Abstract

The uncertainty of streamflow forecast will cause the ineffectiveness on the short-term hydropower station optimal operation (SHSOO) and lead to the risk of producing less hydropower than planned. Traditionally, stochastic optimal theory represented by the stochastic dynamic programming model (SDPM) is commonly used for SHSOO, which is focus on the uncertainty during a single lead time and lack of an overall consideration of multiple independent lead times of differing length. Thus, this paper proposes a short-term hydropower station optimal operation model based on mean-variance theory (MV-SHSOOM) for reducing operational risk.
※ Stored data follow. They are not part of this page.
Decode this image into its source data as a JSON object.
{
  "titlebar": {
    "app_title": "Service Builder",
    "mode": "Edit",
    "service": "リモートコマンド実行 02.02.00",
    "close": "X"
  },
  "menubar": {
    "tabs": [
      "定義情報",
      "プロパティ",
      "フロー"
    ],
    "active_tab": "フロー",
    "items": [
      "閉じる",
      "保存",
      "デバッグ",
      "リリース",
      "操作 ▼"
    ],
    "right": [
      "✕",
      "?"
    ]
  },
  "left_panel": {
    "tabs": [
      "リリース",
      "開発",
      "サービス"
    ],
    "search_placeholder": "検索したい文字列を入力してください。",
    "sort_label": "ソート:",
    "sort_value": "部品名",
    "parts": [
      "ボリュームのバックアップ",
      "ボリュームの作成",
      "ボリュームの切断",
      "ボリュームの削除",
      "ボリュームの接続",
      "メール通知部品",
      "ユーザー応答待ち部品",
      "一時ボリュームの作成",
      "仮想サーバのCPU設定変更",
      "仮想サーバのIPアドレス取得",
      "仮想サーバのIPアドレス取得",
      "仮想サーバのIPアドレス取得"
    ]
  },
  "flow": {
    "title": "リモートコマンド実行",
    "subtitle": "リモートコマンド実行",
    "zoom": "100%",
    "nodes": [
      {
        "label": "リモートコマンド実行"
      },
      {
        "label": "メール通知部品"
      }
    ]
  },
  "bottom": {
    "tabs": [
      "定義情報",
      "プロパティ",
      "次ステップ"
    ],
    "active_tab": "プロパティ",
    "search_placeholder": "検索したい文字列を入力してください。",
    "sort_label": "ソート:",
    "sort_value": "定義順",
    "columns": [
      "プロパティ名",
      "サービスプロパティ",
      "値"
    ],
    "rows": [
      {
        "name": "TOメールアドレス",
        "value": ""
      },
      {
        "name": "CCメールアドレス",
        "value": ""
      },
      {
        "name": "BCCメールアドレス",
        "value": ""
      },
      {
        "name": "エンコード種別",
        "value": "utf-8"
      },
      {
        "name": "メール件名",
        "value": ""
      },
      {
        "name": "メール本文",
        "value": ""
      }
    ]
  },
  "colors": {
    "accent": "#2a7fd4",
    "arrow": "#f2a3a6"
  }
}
The proposed multi-step model considers the forecasting uncertainty of different lead times as an integral component to guide a station’s optimal operation. Specifically, the forecast uncertainty was integrated by the joint probability distribution of forecast error using a multivariate hydrologic uncertainty processor (HUP) at first. Then, possible observed streamflow sequences were obtained using the joint probability distribution of forecast error and taken as input to the short-term optimal operation model of the hydropower station. Finally, the mean-variance theory was applied to construct the optimal operation model for balancing the power generation and operational risk. The proposed model was applied to the Jinxi hydropower station, China, to determine its performance. The results show that: 1) the dependent structure among the forecast errors at different lead times is significant in terms of Spearman correlation, and the joint probability distribution of forecast error can be effectively described by a multivariate HUP; 2) the proposed MV-SHSOOM is superior to the traditional deterministic dynamic programming model (DDPM) and SDPM, and can more effectively reduce operational risk while increasing power generation.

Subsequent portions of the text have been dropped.